Roan pinches the return fold on Kaan’s lark, then holds it against the flame. Something I struggle to watch for numerous reasons, picturing the poor lark as my beautiful little Nee.

It takes a while for the anti-flame runes to burn through, and the lark finally catches light.

Lips pinched, I nudge my iron ring into my pocket, braced for Clode’s ear-splitting chaos … surprised to find she’s already preening with a pretty song. Perhaps aware I was about to give her some much-needed love in this starched cell of corruption and control.

Roan releases the lark, which flutters around in a confused circle, wings alight. I forge a soft, playful melody so unlike this heavy feeling in my chest as I watch the poor thing burn.

“Sheil ath too … aloo ail ah. Preesh, ah, preesh!”

Clode giggles, then gently nudges the flaming lark toward the wall, batting it with airy hands. With each giddy gust, the flames burn with newfound ferocity. Like Ignos is enjoying Clode’s attention, even if she’s dashing him around like a plaything.

Tension thickens between us, my gaze drifting between the back of Kaan’s head and the flaming lark.

“Preesh, ahh Clode. Preesh eehla!”

She gives it one last playful bat, squealing in delight as the lark collides with the scrawl of blood, then turns to ash on the wind.

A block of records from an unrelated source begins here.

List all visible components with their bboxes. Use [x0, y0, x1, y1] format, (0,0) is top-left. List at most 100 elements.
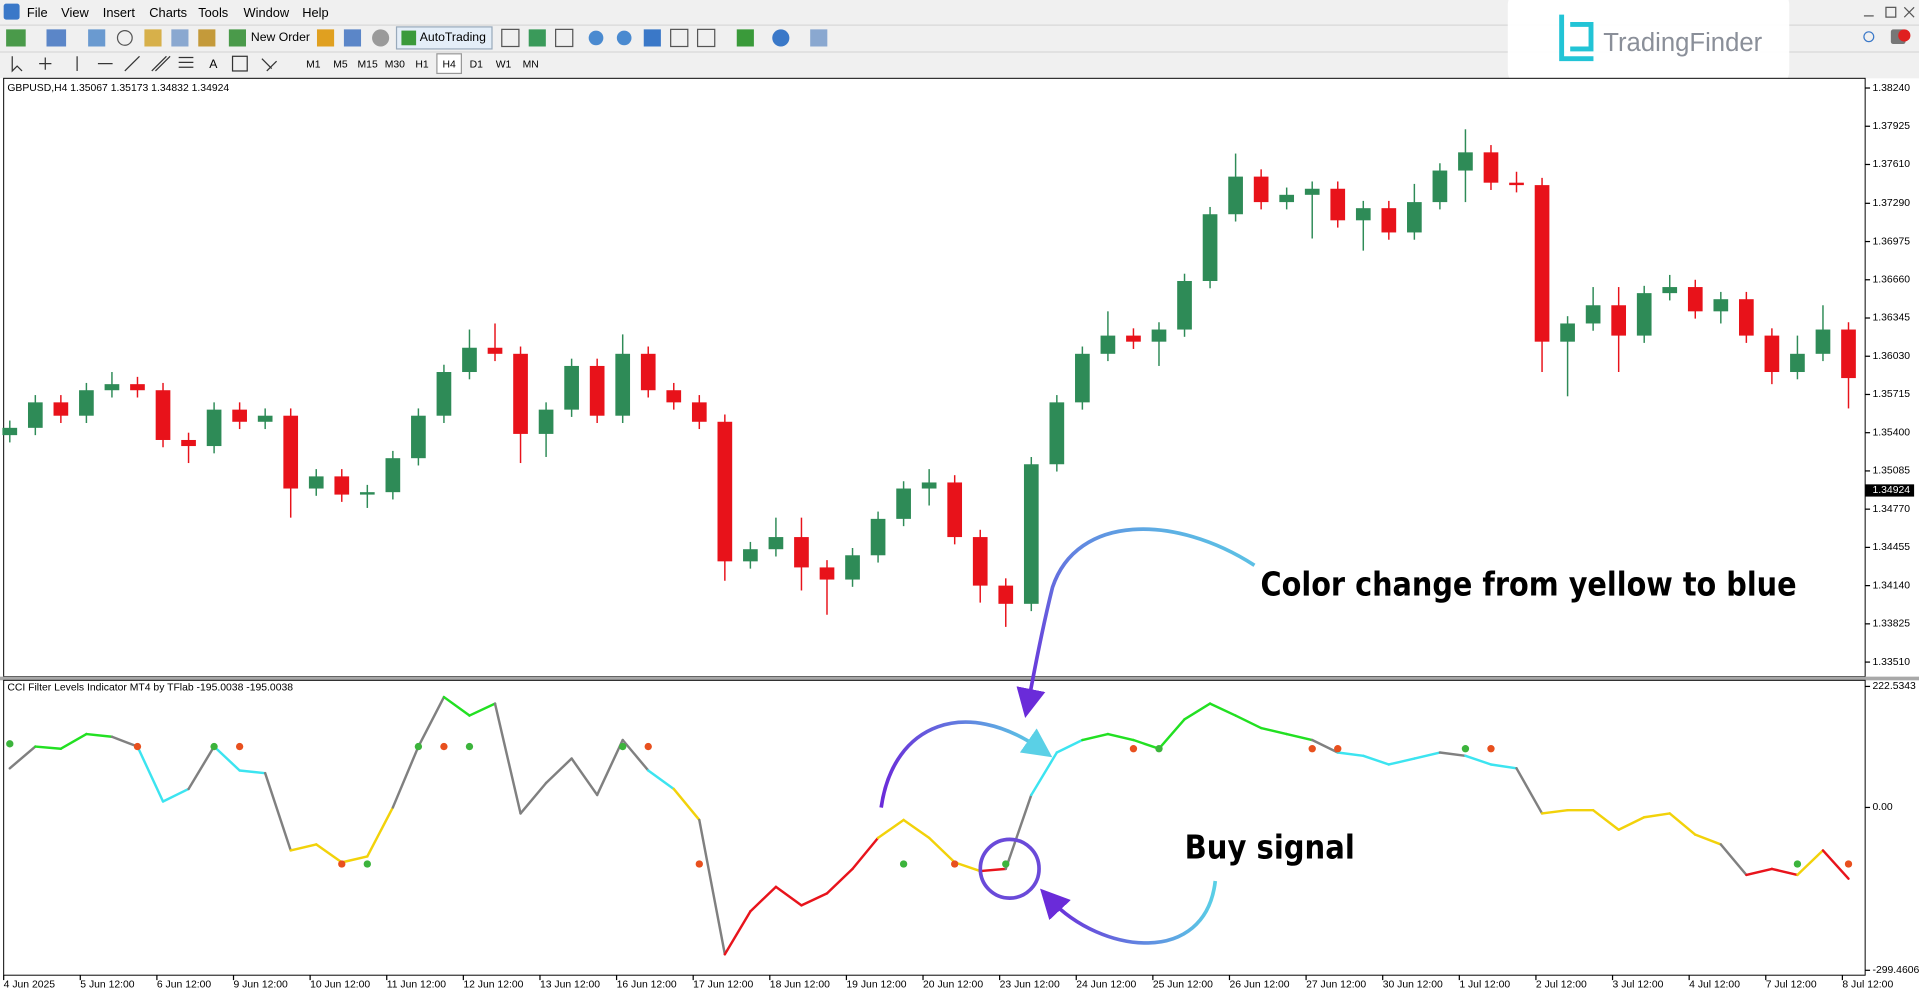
cci-segment: [876, 818, 905, 840]
x-tick-label: 9 Jun 12:00: [234, 980, 289, 991]
toolbar-icon[interactable]: [116, 29, 133, 46]
autotrading-button[interactable]: [395, 26, 493, 50]
menu-item[interactable]: Help: [302, 5, 328, 20]
label-tool[interactable]: [231, 55, 248, 72]
toolbar-icon[interactable]: [643, 29, 661, 47]
candle-body: [232, 409, 247, 422]
cci-segment: [1030, 751, 1059, 797]
cci-segment: [1413, 751, 1442, 760]
candle-body: [1636, 293, 1652, 336]
candle-body: [1739, 299, 1754, 336]
cci-segment: [1617, 816, 1646, 831]
y-tick-label: 1.34770: [1872, 504, 1910, 515]
toolbar-icon[interactable]: [528, 29, 546, 47]
x-tick-label: 10 Jun 12:00: [310, 980, 370, 991]
cci-segment: [953, 861, 982, 873]
candle-body: [921, 482, 937, 489]
toolbar-icon[interactable]: [316, 29, 335, 47]
cci-segment: [723, 910, 752, 956]
toolbar-icon[interactable]: [736, 29, 754, 47]
restore[interactable]: [1885, 6, 1897, 18]
toolbar-icon[interactable]: [6, 29, 26, 47]
cci-segment: [1438, 751, 1467, 758]
menu-item[interactable]: File: [27, 5, 48, 20]
cci-segment: [1642, 812, 1671, 819]
menu-item[interactable]: Insert: [103, 5, 136, 20]
pane-separator: [0, 676, 1919, 681]
candle-body: [436, 372, 452, 416]
indicator-chart: [6, 695, 1853, 956]
trendline-tool[interactable]: [124, 55, 140, 72]
candle-body: [462, 347, 477, 373]
timeframe-button[interactable]: M5: [333, 60, 348, 71]
toolbar-icon[interactable]: [696, 28, 716, 48]
cci-segment: [570, 757, 599, 797]
toolbar-icon[interactable]: [46, 29, 67, 47]
new-order-icon[interactable]: [228, 29, 246, 47]
channel-tool[interactable]: [151, 55, 171, 72]
timeframe-button[interactable]: H1: [415, 60, 429, 71]
menu-item[interactable]: Charts: [149, 5, 187, 20]
menu-bar: File View Insert Charts Tools Window Help: [27, 5, 329, 20]
logo-text: TradingFinder: [1603, 29, 1762, 57]
candle-body: [1560, 323, 1575, 342]
toolbar-icon[interactable]: [555, 28, 574, 48]
new-order-label[interactable]: New Order: [251, 30, 310, 44]
signal-dot: [1334, 745, 1342, 753]
cci-segment: [263, 771, 292, 852]
arrows-tool[interactable]: [261, 58, 278, 72]
signal-dot: [363, 860, 371, 868]
toolbar-icon[interactable]: [372, 29, 390, 47]
drawing-toolbar: A: [11, 55, 278, 73]
toolbar-icon[interactable]: [810, 29, 828, 47]
candle-body: [1509, 182, 1524, 186]
candle-body: [564, 365, 579, 410]
close[interactable]: [1903, 6, 1915, 18]
candle-body: [666, 390, 682, 403]
cci-segment: [468, 702, 497, 717]
timeframe-button[interactable]: M1: [306, 60, 321, 71]
text-tool[interactable]: A: [209, 57, 218, 71]
toolbar-icon[interactable]: [670, 28, 689, 48]
y-tick-label: 1.34140: [1872, 580, 1910, 591]
candle-body: [1841, 329, 1856, 379]
cci-segment: [979, 867, 1007, 873]
cci-segment: [340, 855, 369, 864]
toolbar-icon[interactable]: [144, 29, 162, 47]
timeframe-button[interactable]: H4: [443, 60, 457, 71]
cci-segment: [927, 836, 956, 864]
cursor-tool[interactable]: [11, 56, 23, 73]
fibo-tool[interactable]: [178, 56, 194, 68]
search[interactable]: [1863, 31, 1875, 43]
toolbar-icon[interactable]: [198, 29, 216, 47]
zoom-out[interactable]: [616, 30, 632, 46]
candle-body: [1432, 170, 1448, 203]
cci-segment: [1336, 751, 1365, 758]
timeframe-button[interactable]: W1: [496, 60, 512, 71]
autotrading-label[interactable]: AutoTrading: [420, 30, 486, 44]
timeframe-button[interactable]: M15: [358, 60, 378, 71]
x-tick-label: 11 Jun 12:00: [387, 980, 447, 991]
toolbar-icon[interactable]: [501, 28, 520, 48]
candle-body: [1100, 335, 1116, 354]
crosshair-tool[interactable]: [39, 57, 52, 70]
candle-body: [1075, 353, 1090, 403]
menu-item[interactable]: Window: [244, 5, 290, 20]
autotrading-icon: [401, 30, 417, 46]
toolbar-icon[interactable]: [343, 29, 362, 47]
timeframe-button[interactable]: M30: [385, 60, 405, 71]
timeframe-button[interactable]: MN: [523, 60, 539, 71]
toolbar-icon[interactable]: [772, 29, 790, 47]
candle-body: [768, 537, 784, 550]
x-tick-label: 30 Jun 12:00: [1383, 980, 1443, 991]
signal-dot: [899, 860, 908, 868]
menu-item[interactable]: View: [61, 5, 89, 20]
toolbar-icon[interactable]: [88, 29, 106, 47]
menu-item[interactable]: Tools: [198, 5, 228, 20]
zoom-in[interactable]: [588, 30, 604, 46]
timeframe-button[interactable]: D1: [470, 60, 484, 71]
app-icon: [3, 3, 20, 20]
candle-body: [1304, 188, 1320, 195]
toolbar-icon[interactable]: [171, 29, 189, 47]
candle-body: [972, 537, 988, 586]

The rune shimmers, looking almost beautiful before it morphs into something … ugly.

It sucks into itself like puckering lips—

BANG!

The rune explodes with such gusto the sound punches my eardrums, making bells ring in my head while liquid ore spews skyward with volcanic force … then swiftly plummets. Globs of ore pelt the pavement like white splats of dragon shit.

The entire wall seems to shudder as the last of the melted remnants assault the ground, leaving messy puddles everywhere. Then, stillness.

Time stretches.

I take in the gaping hole in the wall, almost as big and wide as the gates on the other side—not a Kaan-sized hole. And certainly not an easily overshadowed bang.

Liquid ore continues to drip from the molten edges, falling in rhythm with my hammering heart while two words blare in my head:

We’re fucked.

I’m just about to shove everyone forward when Kaan drops like a felled dragon shot from the sky.